Plaintiff's allegations do not rise to the level of "fraud on the court" necessary to obtain relief under the savings clause. He has not alleged any egregious conduct or an "unconscionable plan or scheme ... designed to improperly influence the court in its decision" by any of the defendants, their counsel, or his counsel in this suit, or even in the state court suit. He alleges no material subversion of the legal process. Even assuming he has, the circumstances "would not have prevented its exposure for so long that [Plaintiff's] only recourse was Rule 60(d)(3)." See Jackson, 348 F. App'x at 34-35; Apotex Corp., 507 F.3d at 1360. Again, Plaintiff failed to make any allegations regarding the state court suit when he initiated this case or at any point while it was pending. Relief under Rule 60(d)(3) is therefore unavailable.
III. RECOMMENDATION
Plaintiff's request for leave to file his motion for fraud on the court should be denied.

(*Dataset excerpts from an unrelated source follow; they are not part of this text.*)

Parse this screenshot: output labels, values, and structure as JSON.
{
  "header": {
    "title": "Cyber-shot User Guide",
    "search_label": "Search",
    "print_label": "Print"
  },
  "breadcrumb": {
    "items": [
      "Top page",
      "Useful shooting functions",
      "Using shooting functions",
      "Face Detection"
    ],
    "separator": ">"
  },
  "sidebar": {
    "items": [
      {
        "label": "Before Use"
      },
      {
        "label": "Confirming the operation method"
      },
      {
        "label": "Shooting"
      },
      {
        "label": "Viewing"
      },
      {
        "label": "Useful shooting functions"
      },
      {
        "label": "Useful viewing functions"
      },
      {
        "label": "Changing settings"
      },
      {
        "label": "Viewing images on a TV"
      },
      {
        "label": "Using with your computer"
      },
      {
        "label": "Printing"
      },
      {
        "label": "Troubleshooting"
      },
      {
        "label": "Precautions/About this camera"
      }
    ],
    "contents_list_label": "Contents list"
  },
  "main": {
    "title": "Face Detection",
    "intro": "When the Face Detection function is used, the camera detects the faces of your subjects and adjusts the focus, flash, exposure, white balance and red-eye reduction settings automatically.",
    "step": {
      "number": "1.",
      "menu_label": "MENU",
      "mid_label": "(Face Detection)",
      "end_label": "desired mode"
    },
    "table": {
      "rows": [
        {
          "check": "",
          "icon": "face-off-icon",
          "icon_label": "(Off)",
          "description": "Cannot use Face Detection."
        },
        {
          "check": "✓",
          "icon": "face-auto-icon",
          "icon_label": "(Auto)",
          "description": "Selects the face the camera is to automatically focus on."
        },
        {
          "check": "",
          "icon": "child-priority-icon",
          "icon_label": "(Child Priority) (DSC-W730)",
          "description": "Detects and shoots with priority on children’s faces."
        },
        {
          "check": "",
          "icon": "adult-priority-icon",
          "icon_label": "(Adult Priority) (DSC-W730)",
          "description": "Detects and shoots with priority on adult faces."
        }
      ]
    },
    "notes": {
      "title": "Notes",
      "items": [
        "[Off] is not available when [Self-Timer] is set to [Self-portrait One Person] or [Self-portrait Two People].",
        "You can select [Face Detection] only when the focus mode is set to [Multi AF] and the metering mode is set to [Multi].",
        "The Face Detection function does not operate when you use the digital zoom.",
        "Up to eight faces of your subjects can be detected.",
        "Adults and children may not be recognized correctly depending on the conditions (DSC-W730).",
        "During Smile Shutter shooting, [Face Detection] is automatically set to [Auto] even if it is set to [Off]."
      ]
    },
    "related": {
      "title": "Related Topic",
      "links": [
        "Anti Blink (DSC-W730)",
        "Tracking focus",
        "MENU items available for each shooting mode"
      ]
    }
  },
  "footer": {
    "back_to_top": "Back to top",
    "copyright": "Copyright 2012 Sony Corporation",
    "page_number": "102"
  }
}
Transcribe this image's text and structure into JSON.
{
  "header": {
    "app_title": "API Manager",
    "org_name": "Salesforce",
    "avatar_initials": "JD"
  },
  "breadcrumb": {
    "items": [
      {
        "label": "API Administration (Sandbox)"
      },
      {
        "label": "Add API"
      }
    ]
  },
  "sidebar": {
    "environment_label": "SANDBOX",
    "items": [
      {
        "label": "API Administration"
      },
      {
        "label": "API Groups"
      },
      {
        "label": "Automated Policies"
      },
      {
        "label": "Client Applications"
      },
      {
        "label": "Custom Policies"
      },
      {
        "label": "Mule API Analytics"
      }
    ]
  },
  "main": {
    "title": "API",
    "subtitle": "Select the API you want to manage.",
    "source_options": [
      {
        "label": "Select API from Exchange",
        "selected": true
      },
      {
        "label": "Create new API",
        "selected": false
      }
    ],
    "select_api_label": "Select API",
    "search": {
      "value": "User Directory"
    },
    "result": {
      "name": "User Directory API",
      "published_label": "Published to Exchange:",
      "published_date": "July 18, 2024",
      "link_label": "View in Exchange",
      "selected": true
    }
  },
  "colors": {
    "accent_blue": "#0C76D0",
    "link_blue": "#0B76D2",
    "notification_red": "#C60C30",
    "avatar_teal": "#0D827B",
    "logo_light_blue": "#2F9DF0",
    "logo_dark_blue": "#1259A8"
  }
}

SO RECOMMENDED on this 31st day of July, 2015.
/s/_________
IRMA CARRILLO RAMIREZ
UNITED STATES MAGISTRATE JUDGE
INSTRUCTIONS FOR SERVICE AND
NOTICE OF RIGHT TO APPEAL/OBJECT
A copy of these findings, conclusions and recommendation shall be served on all parties in the manner provided by law. Any party who objects to any part of these findings, conclusions and recommendation must file specific written objections within 14 days after being served with a copy. See 28 U.S.C. § 636(b)(1); Fed. R. Civ. P. 72(b). In order to be specific, an objection must identify the specific finding or recommendation to which objection is made, state the basis for the objection, and specify the place in the magistrate judge's findings, conclusions and recommendation where the disputed determination is found. An objection that merely incorporates by reference or refers to the briefing before the magistrate judge is not specific. Failure to file specific written objections will bar the aggrieved party from appealing the factual findings and legal conclusions of the magistrate judge that are accepted or adopted by the district court, except upon grounds of plain error. See Douglass v. United Servs. Automobile Ass'n, 79 F.3d 1415, 1417 (5th Cir. 1996).